PESHAWAR, August 12 – A powerful bomb blast ripped through a Pakistan air force bus in the northwestern city of Peshawar Tuesday, killing at least 13 people and wounding another 15, police said.,
The explosion happened as the bus passed over a bridge on the outskirts of the city. An AFP photographer saw a large crater in which the mangled wreckage of the bus was lying, while the scene was spattered with blood.
"Thirteen dead bodies and 15 injured have now been brought here," Khan Abbas, a police official deployed to Peshawar’s main Lady Reading hospital, told AFP.
The vehicle was used for carrying rations and was travelling from the Badaber base to Peshawar when it was hit by the bomb at about 11:00 am (0500 GMT), a Pakistan Air Force spokesman said.
"There were some PAF civilians as well travelling in the vehicle, we are trying to ascertain exactly how many were inside," the spokesman told AFP.
"We don’t know whether it was a suicide attack or a roadside bomb."
The police chief of North West Frontier Province, Malik Naveed Khan, said the bomb appeared to have been remotely detonated.
"So far, according to my information, it was a security vehicle and an IED (improvised explosive device) was planted under the bridge," Khan said.
Investigators were seen gathering evidence and material from the blast site. Two damaged motorcycles and bicycles also lay at the scene along with scattered debris, the AFP photographer said.
Pakistani forces are currently engaged in major battles against Taliban militants in a tribal area near Peshawar, but it was not immediately clear if the attack was linked.
More than 150 people, most of them militants, have died in the clashes in the Bajaur tribal area over the past week. Air strikes killed 50 militants alone on Monday, military officials said.

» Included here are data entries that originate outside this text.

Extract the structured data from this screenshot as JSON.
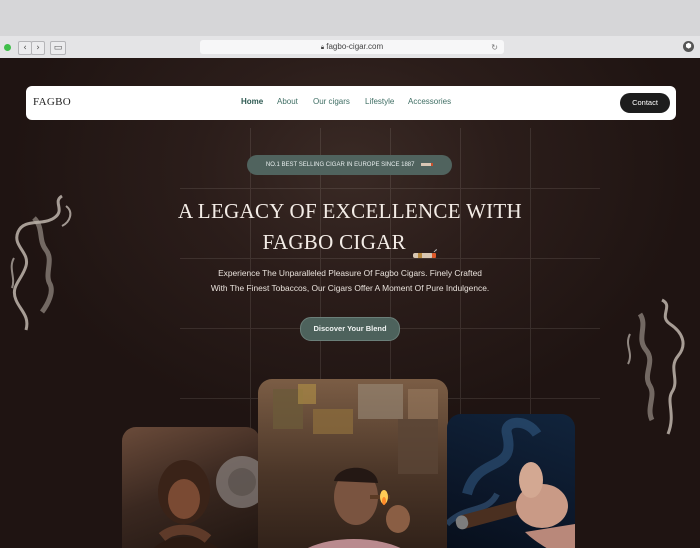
{
  "browser": {
    "url": "fagbo-cigar.com",
    "back_icon": "chevron-left-icon",
    "forward_icon": "chevron-right-icon",
    "sidebar_icon": "sidebar-icon",
    "reload_icon": "reload-icon",
    "extension_icon": "extension-icon"
  },
  "navbar": {
    "logo": "FAGBO",
    "links": [
      {
        "label": "Home",
        "active": true
      },
      {
        "label": "About",
        "active": false
      },
      {
        "label": "Our cigars",
        "active": false
      },
      {
        "label": "Lifestyle",
        "active": false
      },
      {
        "label": "Accessories",
        "active": false
      }
    ],
    "contact_label": "Contact"
  },
  "hero": {
    "badge": "NO.1 BEST SELLING CIGAR IN EUROPE SINCE 1887",
    "title_line1": "A LEGACY OF EXCELLENCE WITH",
    "title_line2": "FAGBO CIGAR",
    "subtitle_line1": "Experience The Unparalleled Pleasure Of Fagbo Cigars.  Finely Crafted",
    "subtitle_line2": "With The Finest Tobaccos, Our Cigars Offer A Moment Of Pure Indulgence.",
    "cta_label": "Discover Your Blend"
  },
  "colors": {
    "accent": "#4d625c",
    "background": "#2b1d1a",
    "nav_link": "#3f6e64"
  }
}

Officials said that four foreign militants, a term usually used to describe Arab Al-Qaeda militants, were killed in one of the strikes in Bajaur but that their identities were still being confirmed.
The Taliban have in the past carried out bomb attacks, mainly suicide blasts, targeting security forces in revenge for military operations.
The last major attack in Pakistan was a suicide bombing on July 6 at an Islamist rally to mark the anniversary of an army raid on the radical Red Mosque in Islamabad. That blast killed 19 people.
A wave of suicide attacks over the past year and a half has killed more than 1,000 people in Pakistan.
Pakistan’s new government has been under major pressure from the United States to crack down on Taliban militants based near the border with Afghanistan.
The government has sparked concern in Washington, which regards it as a key ally in the "war on terror", by entering peace talks with the militants after winning February elections.